As far as relocation goes....I just don't see it. There is no market out there that is open that would be an improvement over Cleveland. It's not like a few years ago when DC needed a team. Or with the Browns where Baltimore (a better market) needed a team. Where are the Indians going to move? New Orleans? Indianapolis? Raleigh?San Antonio? There just are few if any options available for relocation....and I just don't see it happening.
September 30, 2012 - 5:24 PM EDT
Mark Shapiro has a lifetime job with the Dolan family. Results do not matter, nor does the losers this idiot hires in Mirabelli or Antonetti.. Dolan buyes in to the Shapiro lies of the small market excuses.
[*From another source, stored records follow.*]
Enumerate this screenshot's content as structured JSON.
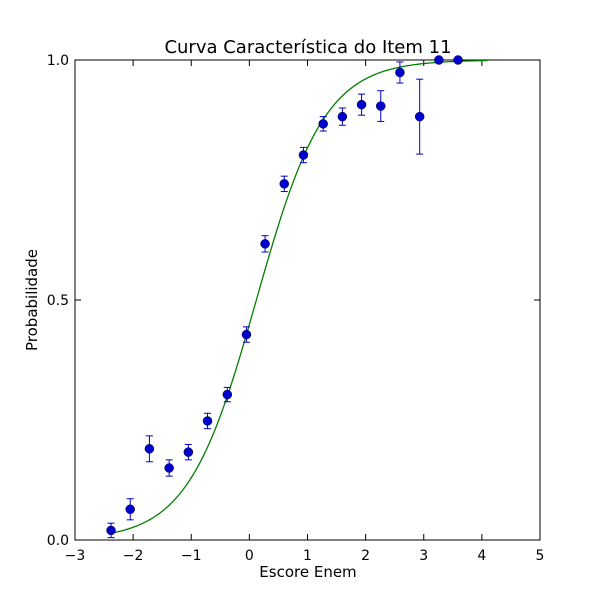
{
  "chart_data": {
    "type": "scatter",
    "title": "Curva Característica do Item 11",
    "xlabel": "Escore Enem",
    "ylabel": "Probabilidade",
    "xlim": [
      -3,
      5
    ],
    "ylim": [
      0,
      1
    ],
    "xticks": [
      -3,
      -2,
      -1,
      0,
      1,
      2,
      3,
      4,
      5
    ],
    "xtick_labels": [
      "−3",
      "−2",
      "−1",
      "0",
      "1",
      "2",
      "3",
      "4",
      "5"
    ],
    "yticks": [
      0,
      0.5,
      1
    ],
    "ytick_labels": [
      "0.0",
      "0.5",
      "1.0"
    ],
    "grid": false,
    "colors": {
      "points": "#0000cc",
      "curve": "#008000"
    },
    "series": [
      {
        "type": "scatter-errorbar",
        "x": [
          -2.38,
          -2.05,
          -1.72,
          -1.38,
          -1.05,
          -0.72,
          -0.38,
          -0.05,
          0.27,
          0.6,
          0.93,
          1.27,
          1.6,
          1.93,
          2.26,
          2.59,
          2.93,
          3.26,
          3.59
        ],
        "y": [
          0.02,
          0.064,
          0.19,
          0.15,
          0.183,
          0.248,
          0.303,
          0.428,
          0.617,
          0.742,
          0.802,
          0.867,
          0.882,
          0.907,
          0.904,
          0.974,
          0.882,
          1.0,
          1.0
        ],
        "yerr": [
          0.015,
          0.022,
          0.027,
          0.017,
          0.016,
          0.016,
          0.015,
          0.016,
          0.017,
          0.016,
          0.016,
          0.015,
          0.018,
          0.022,
          0.032,
          0.022,
          0.078,
          0.0,
          0.0
        ]
      },
      {
        "type": "line",
        "model": "logistic",
        "a": 1.7,
        "b": 0.12,
        "x_range": [
          -2.4,
          4.1
        ]
      }
    ]
  }
}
Truly pathetic but it is what it is. My guess is that Cleveland in the next couple yrs relocates in to another city as the Clowns did in Baltimore.
September 30, 2012 - 2:42 PM EDT
The Steven Wright trade...that one (of all these) is the one that bugs me the most. We don't have a ton of SP...or at least quality SP depth...and someone like Wright very well could have helped plug holes in the rotation and pen for the next few season, at worst.

Guys like Lars are a dime a dozen, and they would of had no problems picking up a guy like him on the FA market this offseason,
September 30, 2012 - 12:21 PM EDT
That Antonetti has been "dealing with the hand he's been dealt" is a huge cop-out. If pretty much anyone who reads this site had been GM, i.e. anyone who knows anything about baseball and Cleveland's needs, the Indians never would have made the Jimenez trade and definitely would have signed Willingham. And they would be a massively better team for it. Also wouldn't have traded Steven Wright for the completely worthless Lars Anderson.

This will be an interesting off season, and a good GM could make some moves to put them back into position to contend next year. I can't see Antonetti suddenly making good moves, after demonstrating for 2 years that he's incapable of it, even when something as obvious as Willingham is out there.

This off season should also show the Dolans true colors. To this point, I'd see the bigger failing has to do less with not spending and more with accepting the failures of Antonetti (and to a lesser extent Shapiro). With the increased revenue from the national TV contracts teams should be getting and the expiring Hafner contract, they should reasonably have $30 million/year to spend on long-term on free agents, to go after a 1b and LF and a starting pitcher. If they don't renew Jimenez and Hernandez, $40 million for next year.
September 30, 2012 - 10:13 AM EDT
Good column (as usual) Tony. What I can't do is separate Shapiro from Antonetti. They are a packaged deal. From a baseball ops view, a look at the 40-man roster and the potential promotions to that roster show an organization lacking in top-tier talent. Five straight years of losing and no end in sight. Shapiro was GM for part of that. The moves he made back then are being felt right now. Antonetti is merely following the blueprint set forth by Shapiro and it is a flawed blueprint. Shapiro can't fire Antonetti because it is an attack on his own blueprint for franchise success.

It is up to the Dolans to take action to change the direction of the organization. I wonder if they secretly own a futbol team and are distracted by that endeavor.
September 30, 2012 - 9:44 AM EDT
Insightful article! It seems Tony is in an interesting position. It may be uncomfortable for him to be critical because he needs the goodwill of management in order to get the excellent access he has to MiLB brass and players.

But I suppose it is a two way street. He and IPI serve to attract fans and keep interest in the organization in spite of the apparent ineptitude of ownership's decision makers.
September 30, 2012 - 9:23 AM EDT
Antonetti goes along with the philosophy of being able to be on the very fringe of respectability for about two or three years every decade, while agreeing to maintain team profit levels on a consistent yearly basis. The problem moving forward is coaches from the glory years don't fill seats, players do. The team will have to go at bare bones payrolls to maintain profits when the attendance crashes next year and all the following years.